VBM recommendations can help manage a resident's symptoms in the LTC and avoid admission to the SDU.
In Robert's case, adjusting his medications helped address the feelings leading to his verbal outbursts.
"Robert was getting agitated because he was feeling anxious," says Lynn.
Developing new models of collaboration
"Every behaviour is a response to something else. If we can figure out why a patient is feeling anxious, scared or resistant to care, we can respond and help manage those behaviours."
The team members at Toronto Rehab say they know their work is done when the LTC staff feel armed with effective behavioural strategies, and the intensity and frequency of a patient's responsive behaviours have reduced to the point where they no longer require one-on-one attention in LTC.
They also feel good knowing staff in the LTC feel supported.
"We see ourselves as complimentary to their work – walking with them, as they embrace our suggestions and try new things," says Lynn.
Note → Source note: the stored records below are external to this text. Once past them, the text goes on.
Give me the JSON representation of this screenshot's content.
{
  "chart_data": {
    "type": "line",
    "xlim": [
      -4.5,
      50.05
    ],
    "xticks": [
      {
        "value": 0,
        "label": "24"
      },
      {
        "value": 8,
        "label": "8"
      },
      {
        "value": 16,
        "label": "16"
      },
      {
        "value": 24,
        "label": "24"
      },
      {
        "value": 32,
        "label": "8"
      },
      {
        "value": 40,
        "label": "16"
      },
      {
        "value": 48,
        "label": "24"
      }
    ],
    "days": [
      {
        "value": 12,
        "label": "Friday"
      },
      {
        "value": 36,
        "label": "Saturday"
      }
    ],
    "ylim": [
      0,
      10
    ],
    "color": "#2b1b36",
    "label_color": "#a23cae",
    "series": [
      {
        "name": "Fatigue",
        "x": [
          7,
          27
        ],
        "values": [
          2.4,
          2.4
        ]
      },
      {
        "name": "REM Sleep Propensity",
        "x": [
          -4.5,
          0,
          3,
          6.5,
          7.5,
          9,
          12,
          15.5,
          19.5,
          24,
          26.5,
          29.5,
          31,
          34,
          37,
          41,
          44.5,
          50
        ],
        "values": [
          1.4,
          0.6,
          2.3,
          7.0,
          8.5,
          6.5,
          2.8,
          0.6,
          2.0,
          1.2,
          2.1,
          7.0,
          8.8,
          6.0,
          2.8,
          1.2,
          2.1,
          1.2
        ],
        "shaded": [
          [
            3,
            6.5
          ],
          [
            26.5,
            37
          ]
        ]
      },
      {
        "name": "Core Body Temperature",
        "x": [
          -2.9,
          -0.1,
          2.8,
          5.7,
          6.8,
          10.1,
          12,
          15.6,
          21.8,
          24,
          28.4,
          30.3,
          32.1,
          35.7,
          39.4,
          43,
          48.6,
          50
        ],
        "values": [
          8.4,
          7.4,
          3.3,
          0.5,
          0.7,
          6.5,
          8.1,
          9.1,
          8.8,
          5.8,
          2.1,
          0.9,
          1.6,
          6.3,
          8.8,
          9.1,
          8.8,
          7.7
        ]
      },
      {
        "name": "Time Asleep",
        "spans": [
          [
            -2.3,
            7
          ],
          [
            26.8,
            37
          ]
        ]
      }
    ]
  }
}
Robert's success story demonstrates what is possible through partnerships within the health care community.
"We are proud to expand Baycrest's VBM program through this new partnership with Toronto Rehab," says Scott Ovenden, President and CEO, Baycrest Hospital and Long-Term Care Home.
"The growth of this sector-leading program showcases the collaborative relationship with our system partners and our unified goal to provide innovative solutions for more individuals living with dementia."
It's also a reflection of the impact programs such as the VBM can have on the patient experience, hospital capacity and expertise within an LTC environment.
"This new, innovative service has the potential to support more patients with dementia and responsive behaviours in their long-term care home and over time to build the skills and capacity of long-term care staff," says Dr. Iaboni.